Universities drive economic growth and improve society says UNSW’s Jacobs

Ian Jacobs has put universities at the centre of economy and society in a speech at Beijing University, arguing they were “the driving force for the commercial and industrial revolutions,” in Britain, France and the US in the 19th century and now in China;

China’s incredible rise to second largest economy in the world over the last 30 years aligns with the rapid expansion of its university sector – the teaching and research quality of which can independently secure a nation’s future economic strength,” the UNSW VC said.

They also serve society by, “eradicating problems in health, addressing inequality and prejudice,” and helping “develop community identity through history, languages and the arts.”

And, Professor Jacobs added, we need more of what universities can do; “higher education is not a zero-sum activity. All the evidence indicates that the more people who can access education, the more the benefits will accrue for the wellbeing and prosperity of all.”

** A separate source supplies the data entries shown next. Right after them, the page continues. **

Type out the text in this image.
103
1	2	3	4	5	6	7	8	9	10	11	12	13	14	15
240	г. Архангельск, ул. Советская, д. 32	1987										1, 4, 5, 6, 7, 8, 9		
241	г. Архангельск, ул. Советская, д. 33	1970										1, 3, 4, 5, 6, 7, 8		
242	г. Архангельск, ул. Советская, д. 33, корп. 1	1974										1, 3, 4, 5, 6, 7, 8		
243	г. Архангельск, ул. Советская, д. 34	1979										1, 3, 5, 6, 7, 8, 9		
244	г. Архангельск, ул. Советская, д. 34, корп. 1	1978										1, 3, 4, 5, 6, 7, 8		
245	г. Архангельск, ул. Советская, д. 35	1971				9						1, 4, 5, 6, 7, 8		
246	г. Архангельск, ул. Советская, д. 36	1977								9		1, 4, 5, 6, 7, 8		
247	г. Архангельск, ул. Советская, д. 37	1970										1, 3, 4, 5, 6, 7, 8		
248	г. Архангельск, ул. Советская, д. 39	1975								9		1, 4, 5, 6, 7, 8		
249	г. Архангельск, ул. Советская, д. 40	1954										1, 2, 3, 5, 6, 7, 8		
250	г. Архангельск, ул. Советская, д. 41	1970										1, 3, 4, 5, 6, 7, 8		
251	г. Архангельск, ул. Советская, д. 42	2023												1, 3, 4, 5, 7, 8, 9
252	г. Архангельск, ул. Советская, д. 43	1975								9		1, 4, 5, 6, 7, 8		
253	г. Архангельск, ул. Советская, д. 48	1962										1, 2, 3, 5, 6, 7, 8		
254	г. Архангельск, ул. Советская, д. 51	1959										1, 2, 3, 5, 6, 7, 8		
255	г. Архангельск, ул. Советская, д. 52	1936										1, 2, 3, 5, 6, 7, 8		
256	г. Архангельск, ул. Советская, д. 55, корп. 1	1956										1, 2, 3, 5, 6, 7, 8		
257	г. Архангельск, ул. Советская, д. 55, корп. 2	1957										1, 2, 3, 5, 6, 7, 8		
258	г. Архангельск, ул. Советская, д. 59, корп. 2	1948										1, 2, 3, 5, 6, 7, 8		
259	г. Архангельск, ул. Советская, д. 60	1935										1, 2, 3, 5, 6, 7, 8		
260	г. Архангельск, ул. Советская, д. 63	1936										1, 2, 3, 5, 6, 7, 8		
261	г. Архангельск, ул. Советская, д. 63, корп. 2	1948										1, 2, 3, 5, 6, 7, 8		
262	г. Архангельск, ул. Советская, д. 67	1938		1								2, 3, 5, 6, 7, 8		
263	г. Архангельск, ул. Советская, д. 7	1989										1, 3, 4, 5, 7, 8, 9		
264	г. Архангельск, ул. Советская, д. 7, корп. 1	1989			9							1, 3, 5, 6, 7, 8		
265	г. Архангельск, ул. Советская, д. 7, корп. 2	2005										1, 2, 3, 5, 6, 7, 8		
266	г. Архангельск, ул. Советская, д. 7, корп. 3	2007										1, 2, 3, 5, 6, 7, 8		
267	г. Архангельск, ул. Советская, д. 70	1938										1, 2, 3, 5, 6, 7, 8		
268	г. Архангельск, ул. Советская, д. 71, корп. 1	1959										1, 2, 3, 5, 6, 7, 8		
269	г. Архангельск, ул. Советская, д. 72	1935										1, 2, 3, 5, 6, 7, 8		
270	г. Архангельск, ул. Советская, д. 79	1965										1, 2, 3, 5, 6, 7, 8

Jacobs isn’t alone in seeing universities as driving economic growth and social values, separate to business and government. His Group of Eight colleague at the University of Melbourne, Glyn Davis, argues that research universities in large cities can “create value with and for the communities they serve.”

The potential of universities to lead growth and change must have gone down well with the Chinese academics in Professor Jacobs’ audience. Perhaps not so much with any party officials who were there.

Appointments

Dan Grant will become CEO of MTP Connect in July. The federal government Industry Growth Centre “aims to accelerate the rate of growth” for medical technologies, biotechnologies and pharmaceuticals. He joins from La Trobe U where he is PVC industry engagementDr Grant replaces Sue MacLeman, who will transition to chair following Bronwyn Evans departure later this year.

At Swinburne U, Chief Operating Officer Andrew Field is also acting as VP, people and culture.